Death laughed, lighthearted again. “I understand that. But honey, you only have one bedroom. Unless you want to build me a kennel in the back yard?”
She giggled at him, her voice warm and soothing over the phone. “I’ve got another idea, but I don’t want you to feel like I’m trying to push you into anything before you’re ready.”
“Just tell me.”
“Okay.” She took a deep breath, the rush of air coming across the phone line. “I think we should sell my house and find one that’s big enough for both of us.”
Death sat back and blinked, because that wasn’t at all what he’d thought she was going to say. “You want to buy a house together?”
“I know it’s a big commitment! That’s why I was afraid to say anything.
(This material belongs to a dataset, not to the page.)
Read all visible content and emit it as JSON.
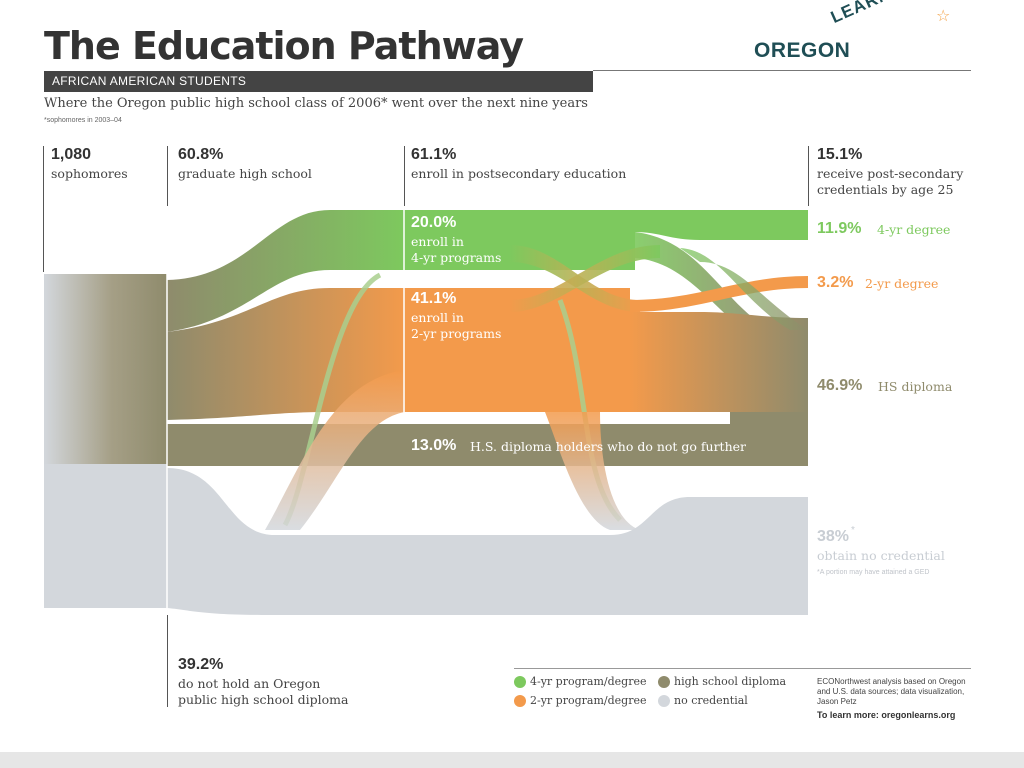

I don’t want you to feel like I’m rushing you. And we don’t have to buy one if you don’t want to. We could always just rent for the time being.”
“Sweetheart … didn’t your godmother leave you that house?”
“Oh, honey. Nana would understand.” The warmth of her reply reached him across the phone line. “People are always more important than things. And to me, you’re more important than anyone.”